On June 25, 2025, ten environmental and farmworker advocacy organizations, including the Natural Resources Defense Council, the California Rural Legal Assistance Foundation, the Pesticide Action Network North Americas (“PANNA”) and the United Farmworker Foundation, filed a writ of mandamus action in the U.S. Cout of Appeals for the 9th Circuit.[1] The plaintiffs seek to compel the U.S. Environmental Protection Agency (“EPA”) to issue a decision on a Petition filed by plaintiffs in 2022 which seeks greater limitations on the use of various organophosphate (“OP”) insecticides.

            The Petition names twelve ingredients as the OP products of concern.[2] EPA has recognized that the OP ingredients present a high risk of acute poisoning due to the decrease in cholinesterase when humans are exposed and the resultant impacts on the nervous system. There is also a growing body of data that indicates the OP products can have long term impacts on children who are exposed in utero.

            The Petition seeks to have  EPA (1) end all OP uses that EPA cannot find safe in food, drinking water, and spray drift; and (2) end all uses or put mitigation in place to protect workers and communities from unreasonable adverse OP risks. The Petition also asks EPA to develop a safety level that will protect children from neurodevelopmental harm, but not to delay protecting people from demonstrated harms using an acute poisoning endpoint while it does so. In addition, the Petition urges EPA to impose needed public health protections before it completes other legal obligations, which would take additional time.
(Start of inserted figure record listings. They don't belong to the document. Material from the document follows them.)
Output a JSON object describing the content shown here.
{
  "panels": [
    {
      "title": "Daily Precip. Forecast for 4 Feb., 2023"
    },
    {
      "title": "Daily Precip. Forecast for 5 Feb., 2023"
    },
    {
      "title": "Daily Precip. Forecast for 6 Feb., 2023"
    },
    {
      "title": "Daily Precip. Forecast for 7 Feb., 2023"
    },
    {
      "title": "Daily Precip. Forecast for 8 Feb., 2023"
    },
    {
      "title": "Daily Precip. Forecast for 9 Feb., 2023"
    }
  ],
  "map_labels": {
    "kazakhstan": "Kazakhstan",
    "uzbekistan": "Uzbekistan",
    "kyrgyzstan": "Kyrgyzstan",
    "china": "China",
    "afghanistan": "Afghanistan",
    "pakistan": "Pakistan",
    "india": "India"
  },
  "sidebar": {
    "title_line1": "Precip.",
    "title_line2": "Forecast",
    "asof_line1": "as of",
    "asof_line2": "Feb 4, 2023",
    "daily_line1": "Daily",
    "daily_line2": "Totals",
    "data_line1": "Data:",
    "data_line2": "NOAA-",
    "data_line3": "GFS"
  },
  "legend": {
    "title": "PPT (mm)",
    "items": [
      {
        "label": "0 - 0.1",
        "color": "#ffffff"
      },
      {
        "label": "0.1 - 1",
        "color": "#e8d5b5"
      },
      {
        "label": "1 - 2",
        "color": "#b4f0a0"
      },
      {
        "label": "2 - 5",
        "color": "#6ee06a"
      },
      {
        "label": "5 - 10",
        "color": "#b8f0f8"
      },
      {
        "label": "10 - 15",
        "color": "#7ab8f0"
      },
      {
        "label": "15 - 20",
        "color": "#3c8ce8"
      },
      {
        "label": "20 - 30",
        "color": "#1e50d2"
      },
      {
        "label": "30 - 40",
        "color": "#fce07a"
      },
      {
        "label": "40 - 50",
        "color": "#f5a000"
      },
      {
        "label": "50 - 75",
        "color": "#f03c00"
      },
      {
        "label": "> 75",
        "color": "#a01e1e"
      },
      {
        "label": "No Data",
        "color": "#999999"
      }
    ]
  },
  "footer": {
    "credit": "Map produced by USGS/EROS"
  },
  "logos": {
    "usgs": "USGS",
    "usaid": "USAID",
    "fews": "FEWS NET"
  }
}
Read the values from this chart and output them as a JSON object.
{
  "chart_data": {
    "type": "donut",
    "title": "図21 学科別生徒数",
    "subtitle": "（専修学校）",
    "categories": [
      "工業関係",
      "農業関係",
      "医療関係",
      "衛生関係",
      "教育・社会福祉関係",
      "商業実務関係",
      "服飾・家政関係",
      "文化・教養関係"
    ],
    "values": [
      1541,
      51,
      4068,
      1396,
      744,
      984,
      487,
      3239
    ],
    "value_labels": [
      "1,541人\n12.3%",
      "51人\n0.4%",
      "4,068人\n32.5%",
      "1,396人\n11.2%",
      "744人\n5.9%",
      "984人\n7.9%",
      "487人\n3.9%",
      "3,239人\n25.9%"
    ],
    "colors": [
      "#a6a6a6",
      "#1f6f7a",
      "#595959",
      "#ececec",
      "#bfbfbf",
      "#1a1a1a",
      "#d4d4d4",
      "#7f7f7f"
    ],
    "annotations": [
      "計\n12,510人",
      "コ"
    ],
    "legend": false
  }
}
            EPA had published a request for public comment on the  Petition on July 12, 2022.[3] Between 2015  and 2020 EPA completed preliminary risk assessments for eleven of the twelve ingredients, and had implemented various protective measures, but it had not made significant progress toward meeting the 2022 deadline for completing registration review. In 2022 Congress extended that deadline. EPA current projections are to completer registration review for three products by the end of 2025, seven products by the end of 2026 and two in 2027.  It was this extended schedule that prompted the filing of the writ.     

            Writs of Mandamus are rare and exceedingly difficult to obtain. Courts are reluctant to impose deadlines on agencies that are not reflected in statutes. EPA can be expected to argue that its limited resources will not allow it to complete the registration reviews sooner than scheduled. The Court may well sympathize with EPA give the resource strain it is under although the 9thCircuit has previously imposed deadlines on EPA. It remains to be seen whether the passage of three years since the filing of the Petition and EPA’s extended schedule for completing the registration review of these products is sufficiently elongated so as to prompt the Court to order faster action. If the Court is inclined the next step would be to require EPA to decide the Petition within a certain time frame. If EPA denies the Petition the matter will be right back in the 9th Circuit.

[1] Case 25-3955; U.S. Court of Appeals for the 9th Circuit

[2] The ingredients are Acephate; Bensulide; Chlorethoxyfos; Diazinon; Dichlorvos/DDVP; Dimethoate Ethoprop; Malathion; Phosmet; Terbufos; Tribufos

[3] 87 Fed. Reg. 41310 (July 12, 2022.)